吴恩达机器学习第六周测验及编程作业和选做题
代码:https://github.com/LiuZhe6/AndrewNGMachineLearning
文章目录
- 测验1:Advice for Applying Machine Learning
- 第一题
- 第二题
- 第三题
- 第四题
- 第五题
- 编程作业:Regularized Linear Regression and Bias/Variance
- 作业一:Regularized Linear Regression Cost Function
- 作业二:Regularized Linear Regression Gradient
- 作业三:Learning Curve
- 作业四:Polynomial Feature Mapping
- 作业五:Validation Curve
- 选做题一:Computing test set error
- 选做二:Plotting learning curves with randomly selected examples
- 测验2:Machine Learning System Design
- 第一题
- 第二题
- 第三题
- 第四题
- 第五题
测验1:Advice for Applying Machine Learning
第一题
答案
C
分析:测试集误差与训练集误差趋于一致,此时应为高偏差。
第二题
答案
CD
分析:根据题目,假设函数在训练集上表现非常好,但是泛化能力不行,很有可能发生了高方差(过拟合),此时可以采取的措施有:1.减少特征数量 2.增加正则化参数lamda
第三题
答案
AB
分析:根据题目,假设函数在训练集和交叉验证集上表现都不好,故为高偏差(欠拟合),此时可以采取的措施有:1.增加多项式 2.减少正则化参数lamda。
第四题
答案
AC
第五题
答案
ACD
分析:
A:采用学习曲线可以帮助我们更好的了解当前所选择的学习算法的好坏,正确。
B:高偏差和高方差都不好,错误。
C:处于高偏差的情况下,增加训练样本并不一定可以帮助提升效果,正确。
D:处于高方差的情况下,增加训练样本可能帮助提升效果,正确。
编程作业:Regularized Linear Regression and Bias/Variance
作业一:Regularized Linear Regression Cost Function
linearRegCostFunction.m
记得正则化时,theta0不惩罚
J = 1 / (2 * m) * (X * theta - y)' * (X * theta - y) + lambda / (2 * m) * ((theta') * theta - theta(1)^2 );
作业二:Regularized Linear Regression Gradient
linearRegCostFunction.m
grad = 1/m * X' *(X * theta - y) + lambda / m * theta;
grad(1) -= lambda/m * theta(1);
作业三:Learning Curve
learningCurve.m
% 因为需要得到随m的增大,两个误差的值,故需要for循环
for i = 1 : m
theta = trainLinearReg(X(1:i,:), y(1:i) ,lambda);
error_train(i) = linearRegCostFunction(X(1:i,:), y(1:i), theta, 0); %lambda设置为0
error_val(i) = linearRegCostFunction(Xval, yval,theta,0);
作业四:Polynomial Feature Mapping
polyFeatures.m
for i = 1 : p
X_poly(:,i) = X.^i;
end;
作业五:Validation Curve
validationCurve.m
for i = 1 : length(lambda_vec)
lambda = lambda_vec(i);
theta = trainLinearReg(X,y,lambda);
error_train(i) = linearRegCostFunction(X,y,theta,0);
error_val(i) = linearRegCostFunction(Xval,yval,theta,0);
end;
刚开始写error_train和error_val的时候,后面穿的参数写成了lambda,提交发现不对。我思考了一下,觉得这里计算代价的时候,只是针对theta做不同的改变就可以了,lambda始终是0 。因为在上面计算theta的时候,就已经考虑了lambda。
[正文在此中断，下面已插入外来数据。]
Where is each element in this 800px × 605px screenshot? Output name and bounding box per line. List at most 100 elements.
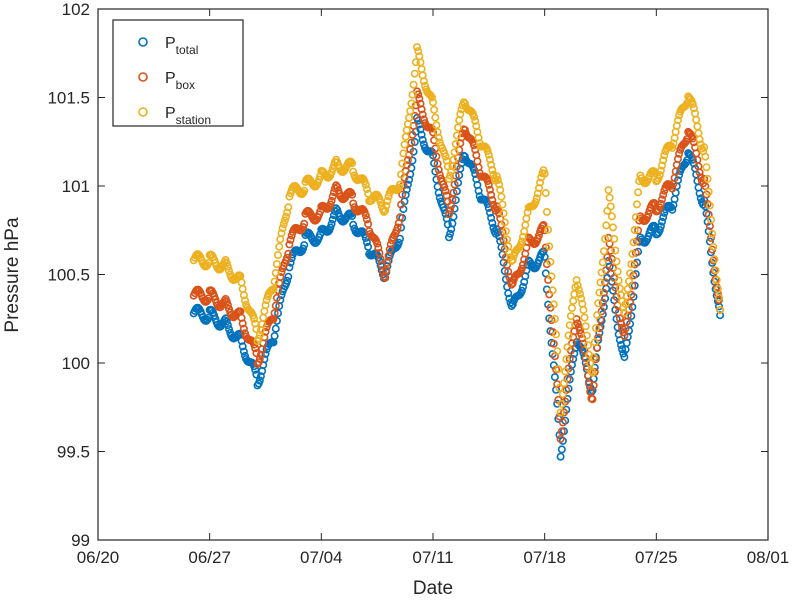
y-tick-label: 100.5	[47, 266, 90, 285]
data-point-station	[399, 149, 408, 158]
data-point-station	[709, 242, 718, 251]
data-point-station	[395, 180, 404, 189]
data-point-total	[444, 233, 453, 242]
data-point-box	[565, 354, 574, 363]
data-point-station	[474, 133, 483, 142]
data-point-station	[552, 330, 561, 339]
data-point-station	[630, 226, 639, 235]
data-point-total	[659, 213, 668, 222]
data-point-box	[700, 175, 709, 184]
data-point-station	[555, 383, 564, 392]
data-point-box	[415, 94, 424, 103]
data-point-box	[534, 231, 543, 240]
data-point-total	[540, 252, 549, 261]
legend-marker-box	[138, 72, 148, 82]
data-point-station	[602, 221, 611, 230]
data-point-box	[556, 434, 565, 443]
data-point-box	[403, 156, 412, 165]
data-point-box	[441, 186, 450, 195]
data-point-total	[619, 349, 628, 358]
data-point-box	[326, 200, 335, 209]
data-point-station	[409, 80, 418, 89]
data-point-total	[620, 353, 629, 362]
data-point-station	[710, 255, 719, 264]
data-point-box	[499, 236, 508, 245]
data-point-station	[554, 365, 563, 374]
data-point-box	[634, 226, 643, 235]
data-point-station	[634, 188, 643, 197]
y-tick-label: 100	[62, 354, 90, 373]
data-point-station	[273, 251, 282, 260]
data-point-station	[469, 112, 478, 121]
data-point-station	[572, 276, 581, 285]
data-point-station	[595, 288, 604, 297]
data-point-station	[606, 202, 615, 211]
data-point-station	[588, 368, 597, 377]
data-point-station	[632, 200, 641, 209]
data-point-box	[632, 237, 641, 246]
data-point-station	[631, 213, 640, 222]
data-point-station	[262, 296, 271, 305]
data-point-station	[362, 185, 371, 194]
data-point-total	[434, 188, 443, 197]
data-point-station	[484, 150, 493, 159]
data-point-box	[300, 219, 309, 228]
y-axis-ticks: 99 99.5 100 100.5 101 101.5 102	[47, 0, 768, 550]
legend-label-main: P	[165, 105, 176, 122]
data-point-station	[498, 200, 507, 209]
x-axis-label: Date	[413, 578, 453, 599]
data-point-box	[657, 195, 666, 204]
data-point-station	[261, 301, 270, 310]
data-point-box	[555, 412, 564, 421]
data-point-station	[410, 69, 419, 78]
data-point-box	[630, 260, 639, 269]
data-point-box	[382, 266, 391, 275]
data-point-box	[612, 292, 621, 301]
data-point-total	[435, 193, 444, 202]
data-point-station	[279, 220, 288, 229]
data-point-total	[428, 151, 437, 160]
data-point-total	[553, 399, 562, 408]
data-point-station	[408, 90, 417, 99]
data-point-station	[611, 246, 620, 255]
data-point-station	[598, 258, 607, 267]
x-tick-label: 08/01	[747, 548, 790, 567]
data-point-station	[454, 123, 463, 132]
data-point-station	[488, 166, 497, 175]
data-point-station	[508, 255, 517, 264]
data-point-total	[410, 138, 419, 147]
data-point-box	[488, 196, 497, 205]
data-point-total	[618, 345, 627, 354]
data-point-total	[488, 219, 497, 228]
data-point-box	[418, 110, 427, 119]
data-point-box	[615, 314, 624, 323]
data-point-total	[518, 282, 527, 291]
data-point-total	[284, 272, 293, 281]
data-point-box	[656, 199, 665, 208]
data-point-box	[706, 233, 715, 242]
data-point-station	[714, 293, 723, 302]
data-point-box	[444, 210, 453, 219]
data-point-station	[383, 196, 392, 205]
x-tick-label: 07/11	[412, 548, 453, 567]
data-point-box	[659, 190, 668, 199]
data-point-total	[239, 347, 248, 356]
data-point-total	[451, 196, 460, 205]
data-point-total	[615, 336, 624, 345]
data-point-box	[452, 162, 461, 171]
data-point-total	[394, 238, 403, 247]
data-point-total	[328, 215, 337, 224]
data-point-station	[451, 140, 460, 149]
data-point-total	[504, 289, 513, 298]
data-point-box	[361, 211, 370, 220]
data-point-box	[434, 165, 443, 174]
data-point-total	[713, 297, 722, 306]
data-point-station	[580, 313, 589, 322]
data-point-station	[382, 201, 391, 210]
data-point-station	[688, 100, 697, 109]
data-point-box	[373, 239, 382, 248]
data-point-station	[706, 215, 715, 224]
data-point-station	[281, 212, 290, 221]
data-point-box	[327, 196, 336, 205]
data-point-total	[326, 223, 335, 232]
选做题一:Computing test set error
ex5.m
%% 选做部分1:使用最优lambda计算test error
lambda = 3;
theta = trainLinearReg(X_poly,y,lambda);
test_error = linearRegCostFunction(X_poly_test,ytest,theta,0);
打印test_error,可以看到结果为test_error = 3.8599
选做二:Plotting learning curves with randomly selected examples
参考github
新建文件learningCurveWithRandomSel.m
function [error_train, error_val] = ...
learningCurveWithRandomSel(X, y, Xval, yval, lambda)
%LEARNINGCURVE Generates the train and cross validation set errors needed
%to plot a learning curve
% [error_train, error_val] = ...
% LEARNINGCURVE(X, y, Xval, yval, lambda) returns the train and
% cross validation set errors for a learning curve. In particular,
% it returns two vectors of the same length - error_train and
% error_val. Then, error_train(i) contains the training error for
% i examples (and similarly for error_val(i)).
%
% In this function, you will compute the train and test errors for
% dataset sizes from 1 up to m. In practice, when working with larger
% datasets, you might want to do this in larger intervals.
%
% Number of training examples
m = size(X, 1);
% You need to return these values correctly
error_train = zeros(m, 1);
error_val = zeros(m, 1);
% ====================== YOUR CODE HERE ======================
% Instructions: Fill in this function to return training errors in
% error_train and the cross validation errors in error_val.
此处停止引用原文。